An adjustable socket that can fit varying sizes of fasteners (nuts, bolts, etc.) can replace several fixed-size sockets, reducing the components of a socket set into a minimal number of tools. An adjustable socket allows for streamlining of workflow, as time is no longer spent finding and selecting the correct fixed-size socket from a set. An adjustable socket may also more tightly grip a damaged or worn fastener than a fixed-size socket.

Several adjustable sockets exist in the prior art which are manually adjustable to fit varying sizes of fasteners, by means of a plurality of jaws which are moveable along a fixed path. However, despite the basic functionality of these devices, they are susceptible to inherent design restrictions that limit their effectiveness and range of operation.

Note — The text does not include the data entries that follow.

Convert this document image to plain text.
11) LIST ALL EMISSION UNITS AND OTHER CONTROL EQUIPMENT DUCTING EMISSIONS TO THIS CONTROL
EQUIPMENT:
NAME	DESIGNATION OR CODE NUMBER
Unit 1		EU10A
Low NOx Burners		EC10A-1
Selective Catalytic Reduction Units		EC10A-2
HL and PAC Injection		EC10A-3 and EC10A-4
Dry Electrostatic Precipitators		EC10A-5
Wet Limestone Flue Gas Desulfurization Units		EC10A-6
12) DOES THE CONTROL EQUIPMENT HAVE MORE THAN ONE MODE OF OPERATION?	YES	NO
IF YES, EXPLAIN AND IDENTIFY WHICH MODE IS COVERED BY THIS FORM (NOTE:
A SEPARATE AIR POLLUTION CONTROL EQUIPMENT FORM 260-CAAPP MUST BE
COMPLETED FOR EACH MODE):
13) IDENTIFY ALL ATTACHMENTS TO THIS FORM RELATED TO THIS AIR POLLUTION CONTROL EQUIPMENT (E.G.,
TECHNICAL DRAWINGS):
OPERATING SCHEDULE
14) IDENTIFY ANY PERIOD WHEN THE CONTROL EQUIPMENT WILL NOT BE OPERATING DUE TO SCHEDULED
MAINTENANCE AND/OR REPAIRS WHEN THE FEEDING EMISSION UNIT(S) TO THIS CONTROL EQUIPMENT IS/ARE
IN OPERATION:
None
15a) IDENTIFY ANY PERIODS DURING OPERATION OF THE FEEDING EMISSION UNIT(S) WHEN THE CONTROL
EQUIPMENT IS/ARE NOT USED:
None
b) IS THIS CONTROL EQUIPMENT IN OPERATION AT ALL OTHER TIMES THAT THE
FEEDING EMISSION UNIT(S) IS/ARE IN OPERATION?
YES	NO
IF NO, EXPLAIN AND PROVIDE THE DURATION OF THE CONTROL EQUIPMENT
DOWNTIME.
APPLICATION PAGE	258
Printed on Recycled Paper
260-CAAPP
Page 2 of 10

The operating range of an adjustable socket with jaws whose pathways travel in a direct radial path toward the fastener is inherently limited. To allow for a wider direct radial contraction of jaws on the head of a fastener, these devices must either have a limited number of jaws, or jaws much narrower than the faces they are intended to grip. These conditions result in decreased shared surface area between the sockets and fasteners, which results in reduced force potential and increased slippage.

In U.S. Pat. No. 8,893,592, there is disclosed an adjustable socket that is manually operable by means of a drive core, which moves jaw members along fixed paths oblique to the center of the socket, and is locked in place by a biased indexing collar. Although this socket allows a user to grip hexagonal fasteners of a wide range of sizes, the features designed to restrict unwanted movement of the jaws are not sufficient, and the drive interface between drive core and jaws restricts the range of available locking sizes for the unit.

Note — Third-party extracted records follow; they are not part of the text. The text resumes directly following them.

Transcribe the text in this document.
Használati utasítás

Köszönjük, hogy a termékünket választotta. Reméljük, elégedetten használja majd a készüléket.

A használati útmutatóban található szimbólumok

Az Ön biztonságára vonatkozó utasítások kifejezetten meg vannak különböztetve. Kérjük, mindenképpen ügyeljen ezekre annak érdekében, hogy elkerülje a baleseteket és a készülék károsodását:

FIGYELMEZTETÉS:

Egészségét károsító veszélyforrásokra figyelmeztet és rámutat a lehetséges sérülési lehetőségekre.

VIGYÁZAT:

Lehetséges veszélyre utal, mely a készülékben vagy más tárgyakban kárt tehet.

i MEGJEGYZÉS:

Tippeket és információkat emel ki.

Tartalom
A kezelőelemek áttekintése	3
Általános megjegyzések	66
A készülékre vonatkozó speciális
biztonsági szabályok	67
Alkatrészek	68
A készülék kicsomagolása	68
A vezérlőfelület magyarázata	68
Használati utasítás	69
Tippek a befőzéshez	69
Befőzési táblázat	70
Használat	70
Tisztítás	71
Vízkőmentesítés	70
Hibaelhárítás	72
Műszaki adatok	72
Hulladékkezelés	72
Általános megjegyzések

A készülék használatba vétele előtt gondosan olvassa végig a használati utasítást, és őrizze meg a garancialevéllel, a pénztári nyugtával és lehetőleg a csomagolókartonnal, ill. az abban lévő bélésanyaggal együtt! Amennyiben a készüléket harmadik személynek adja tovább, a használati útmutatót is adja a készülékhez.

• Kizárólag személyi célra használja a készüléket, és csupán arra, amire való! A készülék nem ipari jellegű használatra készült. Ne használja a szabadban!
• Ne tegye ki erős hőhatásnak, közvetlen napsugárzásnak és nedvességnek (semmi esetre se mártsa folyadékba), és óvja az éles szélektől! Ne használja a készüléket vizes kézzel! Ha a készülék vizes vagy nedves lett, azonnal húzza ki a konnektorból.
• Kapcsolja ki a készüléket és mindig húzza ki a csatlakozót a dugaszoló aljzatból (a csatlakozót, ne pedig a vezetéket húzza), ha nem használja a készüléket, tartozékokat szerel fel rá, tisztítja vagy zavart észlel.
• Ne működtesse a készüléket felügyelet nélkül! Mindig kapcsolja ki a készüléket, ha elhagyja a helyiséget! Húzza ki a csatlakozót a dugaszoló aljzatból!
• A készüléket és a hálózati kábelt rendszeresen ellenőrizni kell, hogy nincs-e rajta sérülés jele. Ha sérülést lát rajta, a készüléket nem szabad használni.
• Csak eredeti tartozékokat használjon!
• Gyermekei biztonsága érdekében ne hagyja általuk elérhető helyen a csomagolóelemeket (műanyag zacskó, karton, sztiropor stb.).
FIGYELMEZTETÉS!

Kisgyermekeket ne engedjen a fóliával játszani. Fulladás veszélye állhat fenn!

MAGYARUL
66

BRIEF SUMMARY OF THE INVENTION

An adjustable socket with jaws that travel along paths oblique to the center of the socket can overcome the limitations presented by adjustable sockets with radially-moveable jaws. These oblique pathways can be longer than a corresponding radial pathway, thereby increasing the operable range of the socket. Jaws that travel along oblique pathways may slide past one another rather than contract together, allowing for a jaw of maximum possible width. This in turn creates more shared surface area between socket and fastener, increasing force potential and reducing slippage.

A well-designed adjustable socket is a simple, convenient, cost-effective alternative to a socket set, allowing for a wide range of adjustable sizes, providing the ability to apply and maintain significant force to a fastener without slipping or failing, while maintaining a sleek, aesthetic design. These qualities are included in the embodiments of the adjustable socket described below.

BRIEF DESCRIPTION OF THE SEVERAL VIEWS OF THE DRAWING

The preferred embodiments of the adjustable socket are illustrated by the following figures of the drawings. These figures and the illustrated embodiments therein are intended to be exemplary and not restrictive.

FIG. 1 is an exploded oblique view of an adjustable socket.

FIG. 2A is an oblique top front view of the FIG. 1 adjustable socket.

FIG. 2B is a top view of the FIG. 1 adjustable socket.

FIG. 2C is a cross-sectional view taken with respect to line 2C-2C shown in FIG. 2B.

FIG. 2D is an oblique top side view of the FIG. 1 adjustable socket, with a fastener shown schematically.

FIGS. 3A, 3B, and 3C are respectively oblique top front, oblique bottom front, and front elevation views of the FIG. 1 adjustable socket's housing.

FIGS. 3D and 3E are cross-sectional oblique top front views taken with respect to lines 3D-3D and 3E-3E respectively shown in FIG. 3C.

FIGS. 4A, 4B, and 4C are respectively oblique top front, oblique bottom front, and front transparent elevation views of the FIG. 1 adjustable socket's disc.

FIGS. 4D, 4E, and 4F are cross-sectional oblique top front views taken with respect to lines 4D-4D, 4E-4E, and 4F-4F respectively shown in FIG. 4C.

FIGS. 5A, 5B, 5C, 5D, and 5E are respectively side elevation, bottom plan, oblique bottom rear, oblique bottom front, and oblique bottom rear views of one of the FIG. 1 adjustable socket's jaws.

FIGS. 6A, 6B, 6C, and 6D are respectively front transparent elevation, oblique top front, top plan, and oblique bottom front views of the FIG. 1 adjustable socket's drive core.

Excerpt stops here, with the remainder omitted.